Parlano di Ulisse

Lorenzo.

 

Un episodio della mia autobiografia di “soggetto in apprendimento”, in cui sono riuscito a capire bene e fino in fondo qualcosa di importante, a scuola, è certamente quello legato allo studio degli usi e costumi dei nativi americani effettuato in quinta elementare con il Maestro Ulisse. Si tratta di un episodio cui ho già fatto riferimento nella relazione “L’essere Mentore”, ma in virtù della sua straordinarietà e dell’impatto avuto su di me (ed i miei compagni) vale la pena di analizzarlo più approfonditamente. L’apprendimento che ne è risultato, infatti, è andato ben oltre al tema in oggetto e mi ha fornito gli strumenti per comprendere situazioni collocate in altri contesti storici, geografici ed anche politici. In altre parole, la valenza didattica di questa esperienza  va ricercata soprattutto nell’efficacia del metodo adottato e nella chiave di lettura che mi ha messo a disposizione per comprendere situazioni diverse, anche molto distanti nel tempo e nello spazio.
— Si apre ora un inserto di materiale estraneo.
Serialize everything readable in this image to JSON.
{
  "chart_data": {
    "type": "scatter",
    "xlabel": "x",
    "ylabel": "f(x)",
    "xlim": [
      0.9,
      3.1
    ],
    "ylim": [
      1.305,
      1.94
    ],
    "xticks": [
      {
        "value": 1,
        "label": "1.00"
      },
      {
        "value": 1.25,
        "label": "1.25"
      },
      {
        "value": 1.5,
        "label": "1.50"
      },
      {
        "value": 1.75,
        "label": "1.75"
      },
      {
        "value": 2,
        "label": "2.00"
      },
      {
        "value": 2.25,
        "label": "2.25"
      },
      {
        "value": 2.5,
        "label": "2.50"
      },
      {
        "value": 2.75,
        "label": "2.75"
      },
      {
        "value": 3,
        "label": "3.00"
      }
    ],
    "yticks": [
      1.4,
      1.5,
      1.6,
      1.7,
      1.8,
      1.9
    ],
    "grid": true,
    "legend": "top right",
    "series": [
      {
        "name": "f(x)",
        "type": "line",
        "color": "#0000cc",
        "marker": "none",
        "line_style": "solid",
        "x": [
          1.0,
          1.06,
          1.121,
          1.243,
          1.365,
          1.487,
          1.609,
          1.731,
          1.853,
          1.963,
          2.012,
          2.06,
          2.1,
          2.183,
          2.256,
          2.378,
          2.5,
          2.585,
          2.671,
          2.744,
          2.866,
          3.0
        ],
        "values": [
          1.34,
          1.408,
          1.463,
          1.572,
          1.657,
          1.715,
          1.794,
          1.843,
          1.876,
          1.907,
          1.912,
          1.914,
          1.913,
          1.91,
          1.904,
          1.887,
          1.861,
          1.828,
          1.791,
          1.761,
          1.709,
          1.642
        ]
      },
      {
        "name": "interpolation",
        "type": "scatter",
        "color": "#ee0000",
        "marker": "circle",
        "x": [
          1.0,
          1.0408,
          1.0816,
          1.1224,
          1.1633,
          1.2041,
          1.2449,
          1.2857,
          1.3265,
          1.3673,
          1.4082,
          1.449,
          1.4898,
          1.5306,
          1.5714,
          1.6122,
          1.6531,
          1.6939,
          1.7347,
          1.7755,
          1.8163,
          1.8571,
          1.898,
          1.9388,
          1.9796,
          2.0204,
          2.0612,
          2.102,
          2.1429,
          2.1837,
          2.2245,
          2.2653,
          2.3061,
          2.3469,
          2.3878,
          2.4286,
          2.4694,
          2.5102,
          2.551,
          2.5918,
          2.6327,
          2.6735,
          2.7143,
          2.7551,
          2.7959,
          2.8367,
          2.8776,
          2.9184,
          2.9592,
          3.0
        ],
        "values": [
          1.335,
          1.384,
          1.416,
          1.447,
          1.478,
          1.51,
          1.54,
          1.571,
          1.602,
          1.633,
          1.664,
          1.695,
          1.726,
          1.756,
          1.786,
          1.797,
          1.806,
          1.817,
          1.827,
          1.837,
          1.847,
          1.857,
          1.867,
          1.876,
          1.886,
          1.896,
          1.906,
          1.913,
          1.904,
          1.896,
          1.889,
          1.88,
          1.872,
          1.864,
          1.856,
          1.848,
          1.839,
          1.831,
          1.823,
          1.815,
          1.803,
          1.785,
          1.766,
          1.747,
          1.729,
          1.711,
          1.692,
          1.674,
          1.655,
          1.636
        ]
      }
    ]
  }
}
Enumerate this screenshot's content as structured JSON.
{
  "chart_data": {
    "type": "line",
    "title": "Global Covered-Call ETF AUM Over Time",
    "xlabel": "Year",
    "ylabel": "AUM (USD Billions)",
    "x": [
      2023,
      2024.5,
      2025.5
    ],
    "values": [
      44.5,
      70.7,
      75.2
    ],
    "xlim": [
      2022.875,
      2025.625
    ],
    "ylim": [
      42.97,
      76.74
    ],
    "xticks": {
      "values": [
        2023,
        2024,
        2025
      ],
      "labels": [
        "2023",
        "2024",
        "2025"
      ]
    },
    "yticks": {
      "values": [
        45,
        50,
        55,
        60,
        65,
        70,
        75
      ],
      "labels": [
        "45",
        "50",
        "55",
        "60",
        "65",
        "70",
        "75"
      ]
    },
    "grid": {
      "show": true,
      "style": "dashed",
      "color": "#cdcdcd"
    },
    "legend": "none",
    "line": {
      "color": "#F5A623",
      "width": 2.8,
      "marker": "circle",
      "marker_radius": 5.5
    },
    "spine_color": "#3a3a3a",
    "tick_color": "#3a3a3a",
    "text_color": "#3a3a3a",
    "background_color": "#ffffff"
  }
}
Forse questo episodio non si presta perfettamente ad un’analisi dettagliata come quella suggerita dalla traccia, che sembra essere più idonea a scomporre e scandagliare episodi della vita scolastica maturati in una fase di apprendimento più avanzata, ma in tutta sincerità, anche in seguito ad un confronto con vecchi compagni di studi, non è emersa nessun altra situazione che per noi sia stata altrettanto significativa. Questo, probabilmente, anche perché i metodi di insegnamento adottati negli anni in cui ho frequentato medie e superiori  erano di natura assai tradizionale e possono essere riassunti nel trinomio Professore-gessetto-lavagna.
2.Provo ora a ricostruire le condizioni in cui quell’evento si è verificato.
a) La nostra scuola elementare si trovava in una zona che, nella Parma degli anni settanta, era ancora considerata periferia. Era circondata da spazi verdi e comprendeva un ampio cortile alberato. Questo ci consentiva, durante la bella stagione, di fare spesso lezione all’aperto. Ulisse poi, convinto assertore del metodo sperimentale, non si lasciava sfuggire occasione per evitare lezioni ti stampo classico.
b) Scopo profondo di quel progetto era comprendere non solo il “come”, il “dove” o il “quando”, ma anche il “perché” dello stile di vita dei nativi americani, le sue ragioni e le sue radici.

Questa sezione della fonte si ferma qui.